5 On Your Side

Study: For many, fitness trackers don't lead to weight loss

Posted November 24

Fitness trackers track activity, numbers and even sleep. For some people, like trainer Amanda Duerk, a fitness tracker actually helped her drop 40 pounds of post-pregnancy baby weight.

“After I got to my goal weight, I stopped looking at it because I didn’t need it anymore,” she said.

But what if a person doesn’t necessarily need to lose weight?

A 2016 study tracked 800 adults for a year. Most wore Fitbits and logged between 50,000 and 70,000 steps per week.
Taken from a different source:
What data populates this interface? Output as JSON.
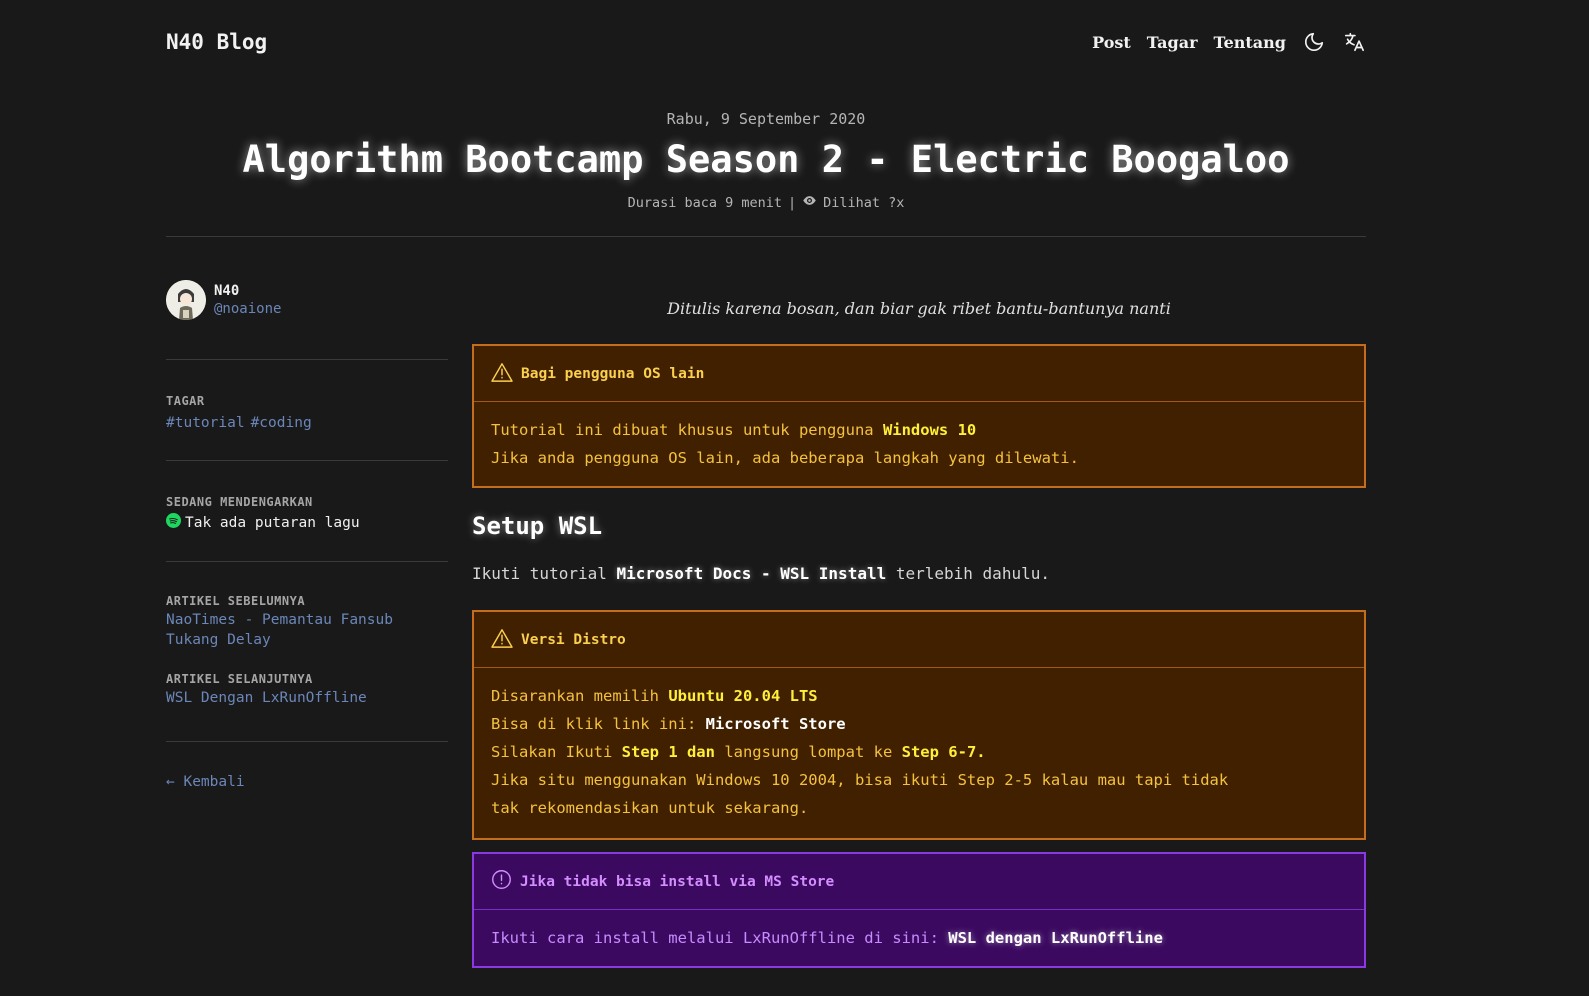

After six months, none of them showed improved weight or blood pressure. After a year, 90 percent of participants in the study had stopped using their Fitbit altogether.

Steps alone won’t make changed happen. Experts say people need an intense exercise regimen and a healthy diet.

For those who simply want to track activity, Consumer Reports compared accuracy on steps and heart rate as well as water resistance and ease of use on several devices.

The Fitbit Surge, priced at $250, was top rated along with the Tom Tom Spark Cardio Plus Music for $130.

Another highly rated tracker was the Garmin Vivo Smart HR for $150.

The makers of the Fitbit told Consumer Reports that they continue to invest in development to enhance user engagement and help people achieve their health and fitness goals.

“Fitbit continues to invest in the development of new devices and innovative motivational tools and social features to further enhance user engagement and help individuals achieve their health and fitness goals,” the company said.